Pour vous donner un peu de contexte, le MVP ne trouve pas ses origines dans le monde des startups mais il a gagné en popularité, permettant aux petites entreprises qui disposent de ressources limitées d'entrer rapidement sur le marché et de prouver leurs idées de produits.
L'objectif du MVP est de mettre sur le marché une version rudimentaire de votre produit que de vrais clients peuvent acheter et utiliser. Ensuite, vous éliminez les échecs, corrigez les points faibles et, surtout, déterminez où vos clients trouvent de la valeur et où ils ne le font pas.
Ne vous y méprenez pas, je suis un fervent partisan du concept de MVP. En fait, je me considère moi-même comme un vrai fanatique. Cela dit, j’ai bien vu le concept être galvaudé, en particulier ces dernières années, et je remarque que la définition de MVP a été légèrement modifiée. Cela devient une fin en soi. Et c’est dangereux.
Un MVP est en effet censé être la version la plus rapide du produit que vous pouvez commercialiser. Mais lorsque j'utilise le mot "plus rapide", cette réduction du délai de mise sur le marché est obtenue par une réduction de l'ensemble des fonctionnalités et non par une réduction de la qualité. Dernièrement, je vois le pendule s'éloigner trop souvent de la qualité.

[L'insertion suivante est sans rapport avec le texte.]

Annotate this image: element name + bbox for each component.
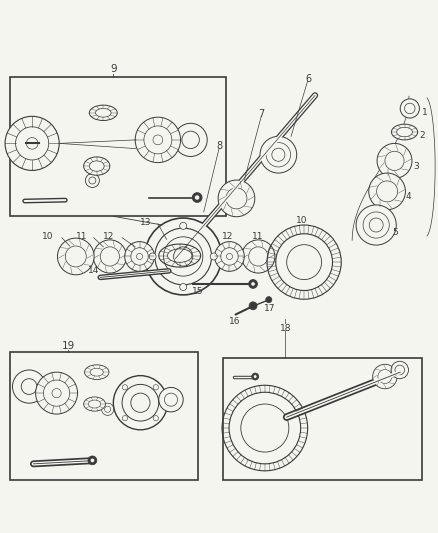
Circle shape xyxy=(377,143,412,179)
Circle shape xyxy=(218,180,255,217)
Circle shape xyxy=(215,241,244,271)
Circle shape xyxy=(26,138,38,149)
Text: 16: 16 xyxy=(229,317,240,326)
Circle shape xyxy=(251,282,255,286)
Text: 19: 19 xyxy=(62,341,75,351)
Circle shape xyxy=(249,302,257,310)
Text: 8: 8 xyxy=(216,141,222,151)
Text: 12: 12 xyxy=(103,232,115,241)
Circle shape xyxy=(85,174,99,188)
Circle shape xyxy=(153,385,159,390)
Circle shape xyxy=(88,456,97,465)
Ellipse shape xyxy=(392,124,418,140)
Circle shape xyxy=(180,222,187,229)
Circle shape xyxy=(194,195,200,200)
Text: 18: 18 xyxy=(279,324,291,333)
Text: 11: 11 xyxy=(76,232,87,241)
Ellipse shape xyxy=(84,157,110,175)
Circle shape xyxy=(90,458,95,463)
Circle shape xyxy=(249,280,258,288)
Text: 7: 7 xyxy=(259,109,265,119)
Circle shape xyxy=(192,193,202,203)
Text: 11: 11 xyxy=(252,232,263,241)
Circle shape xyxy=(153,135,163,145)
Circle shape xyxy=(210,253,217,260)
Circle shape xyxy=(391,361,409,379)
Circle shape xyxy=(122,385,127,390)
Circle shape xyxy=(159,387,183,412)
Ellipse shape xyxy=(159,244,201,267)
Ellipse shape xyxy=(89,105,117,120)
Bar xyxy=(223,358,422,480)
Circle shape xyxy=(12,370,46,403)
Text: 3: 3 xyxy=(413,161,419,171)
Circle shape xyxy=(242,240,275,273)
Circle shape xyxy=(125,241,154,271)
Text: 6: 6 xyxy=(305,74,311,84)
Text: 13: 13 xyxy=(140,219,152,228)
Circle shape xyxy=(135,117,180,163)
Circle shape xyxy=(102,403,114,415)
Text: 5: 5 xyxy=(392,228,398,237)
Circle shape xyxy=(180,284,187,290)
Text: 14: 14 xyxy=(88,266,99,276)
Circle shape xyxy=(373,364,397,389)
Text: 15: 15 xyxy=(192,287,204,296)
Text: 2: 2 xyxy=(420,131,425,140)
Ellipse shape xyxy=(84,397,106,411)
Text: 17: 17 xyxy=(265,304,276,313)
Bar xyxy=(11,77,226,216)
Circle shape xyxy=(369,173,406,210)
Circle shape xyxy=(52,389,61,398)
Text: 10: 10 xyxy=(296,216,308,225)
Circle shape xyxy=(5,116,59,171)
Circle shape xyxy=(153,416,159,421)
Ellipse shape xyxy=(85,365,109,379)
Circle shape xyxy=(356,205,396,245)
Circle shape xyxy=(254,375,257,378)
Circle shape xyxy=(93,240,127,273)
Circle shape xyxy=(400,99,420,118)
Text: 4: 4 xyxy=(406,192,411,201)
Circle shape xyxy=(174,123,207,157)
Circle shape xyxy=(226,253,233,260)
Text: 10: 10 xyxy=(42,232,53,241)
Circle shape xyxy=(35,372,78,414)
Circle shape xyxy=(57,238,94,275)
Text: 12: 12 xyxy=(222,232,233,241)
Circle shape xyxy=(122,416,127,421)
Circle shape xyxy=(252,373,259,380)
Bar xyxy=(11,352,198,480)
Circle shape xyxy=(260,136,297,173)
Text: 9: 9 xyxy=(110,64,117,74)
Circle shape xyxy=(113,376,167,430)
Circle shape xyxy=(266,297,272,303)
Text: 1: 1 xyxy=(422,108,428,117)
Circle shape xyxy=(145,218,222,295)
Circle shape xyxy=(149,253,156,260)
Circle shape xyxy=(137,253,143,260)
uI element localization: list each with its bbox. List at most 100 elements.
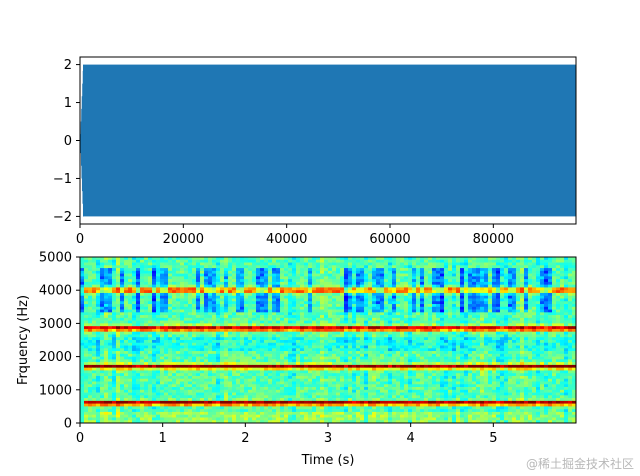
spectrogram-cell [408,317,413,321]
spectrogram-cell [340,342,345,346]
spectrogram-cell [276,362,281,366]
spectrogram-cell [440,345,445,349]
spectrogram-cell [80,295,85,299]
spectrogram-cell [108,334,113,338]
spectrogram-cell [224,337,229,341]
spectrogram-cell [240,337,245,341]
spectrogram-cell [256,323,261,327]
spectrogram-cell [556,364,561,368]
spectrogram-cell [364,359,369,363]
spectrogram-cell [500,315,505,319]
spectrogram-cell [380,342,385,346]
spectrogram-cell [224,326,229,330]
spectrogram-cell [572,315,577,319]
spectrogram-cell [320,364,325,368]
spectrogram-cell [516,257,521,261]
spectrogram-cell [436,345,441,349]
spectrogram-cell [116,326,121,330]
spectrogram-cell [300,334,305,338]
spectrogram-cell [464,340,469,344]
spectrogram-cell [172,268,177,272]
spectrogram-cell [384,337,389,341]
spectrogram-cell [212,317,217,321]
spectrogram-cell [124,270,129,274]
spectrogram-cell [112,334,117,338]
spectrogram-cell [400,309,405,313]
spectrogram-cell [84,326,89,330]
spectrogram-cell [472,345,477,349]
spectrogram-cell [492,281,497,285]
spectrogram-cell [476,326,481,330]
spectrogram-cell [296,259,301,263]
spectrogram-cell [420,328,425,332]
spectrogram-cell [388,348,393,352]
spectrogram-cell [208,326,213,330]
spectrogram-cell [516,306,521,310]
spectrogram-cell [140,320,145,324]
spectrogram-cell [284,345,289,349]
spectrogram-cell [556,298,561,302]
spectrogram-cell [220,342,225,346]
spectrogram-cell [516,320,521,324]
spectrogram-cell [552,279,557,283]
spectrogram-cell [168,328,173,332]
spectrogram-cell [432,362,437,366]
spectrogram-cell [560,298,565,302]
spectrogram-cell [236,351,241,355]
spectrogram-cell [180,287,185,291]
spectrogram-cell [340,262,345,266]
spectrogram-cell [520,345,525,349]
spectrogram-cell [216,323,221,327]
spectrogram-cell [320,273,325,277]
spectrogram-cell [324,306,329,310]
spectrogram-cell [452,312,457,316]
spectrogram-cell [132,364,137,368]
spectrogram-cell [448,342,453,346]
spectrogram-cell [352,304,357,308]
spectrogram-cell [520,268,525,272]
spectrogram-cell [328,334,333,338]
spectrogram-cell [96,292,101,297]
spectrogram-cell [136,359,141,363]
spectrogram-cell [480,359,485,363]
spectrogram-cell [344,268,349,272]
spectrogram-cell [492,356,497,360]
spectrogram-cell [312,328,317,332]
spectrogram-cell [272,265,277,269]
spectrogram-cell [240,309,245,313]
spectrogram-cell [556,356,561,360]
spectrogram-cell [460,306,465,310]
spectrogram-cell [424,262,429,266]
spectrogram-cell [444,326,449,330]
spectrogram-cell [244,290,249,294]
spectrogram-cell [232,284,237,288]
spectrogram-cell [480,273,485,277]
spectrogram-cell [348,287,353,291]
spectrogram-cell [196,317,201,321]
spectrogram-cell [416,284,421,288]
spectrogram-cell [572,323,577,327]
spectrogram-cell [92,364,97,368]
spectrogram-cell [216,259,221,263]
spectrogram-cell [248,351,253,355]
spectrogram-cell [136,262,141,266]
spectrogram-cell [164,262,169,266]
spectrogram-cell [96,287,101,291]
spectrogram-cell [236,290,241,294]
spectrogram-cell [320,359,325,363]
spectrogram-cell [92,320,97,324]
spectrogram-cell [468,298,473,302]
spectrogram-cell [312,281,317,285]
spectrogram-cell [344,284,349,288]
spectrogram-cell [280,342,285,346]
spectrogram-cell [124,279,129,283]
spectrogram-cell [176,312,181,316]
spectrogram-cell [472,334,477,338]
spectrogram-cell [196,298,201,302]
spectrogram-cell [408,276,413,280]
spectrogram-cell [552,304,557,308]
spectrogram-cell [348,301,353,305]
spectrogram-cell [244,359,249,363]
spectrogram-cell [108,362,113,366]
spectrogram-cell [528,342,533,346]
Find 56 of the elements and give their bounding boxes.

Pour illustrer à quoi devrait ressembler un MVP, prenons un exemple semi-fictif facile à suivre. Si nous construisions Uber à partir de rien, avant qu’aucune application n’apparaisse, la construction de l’infrastructure technique et opérationnelle nécessaire à la mise en place du service serait extrêmement lourde et d’un coût prohibitif. Lequel ? Je ne sais pas exactement. Mais ce serait cher, très cher. Supposons que nous aurions besoin de dizaines de millions de dollars pour prouver qu'Uber fonctionnerait comme prévu. Notre startup ne pourrait obtenir ce type de capitaux au démarrage à moins de pouvoir prouver que le modèle soit fonctionnel et que les gens finiraient par ne plus pouvoir s'en passer. C’est l'histoire de l'oeuf et de la poule.
Sauf si nous nous tournons vers un MVP.
Je ne sais pas si c’est ainsi que cela a été fait. Je n’étais pas là. Mais pour les besoins de notre exemple, disons que les choses pourraient être faites comme ceci : le MVP pourrait être une application simple avec un gros bouton à cliquer pour commander une course. La localisation du client est automatiquement faite grâce à son mobile. Ensuite, nous enverrions peut-être un e-mail contenant tous les détails de la course et du chauffeur à une équipe d'assistance 24h/24, 7j/7, peut-être même l'équipe fondatrice, qui appellerait ou enverrait un message à un groupe de conducteurs test (amis) et organiserait la course. Lorsque le trajet serait terminé, le paiement pourrait être effectué avec un paiement par carte, réalisé manuellement.
Dans ce faux exemple d’Uber, il est probable que le scénario de test critique consiste à localiser automatiquement le client. Si nous n’avions pas cela, notre version d’Uber ne mériterait pas d’exister. Nous pourrions embaucher manuellement les pilotes et déterminer comment nous les intégrerions au processus. Nous pourrions nous tromper en déterminant le prix avant d'accepter le trajet. Nous pourrions surpayer pour ajouter le paiement à l'application.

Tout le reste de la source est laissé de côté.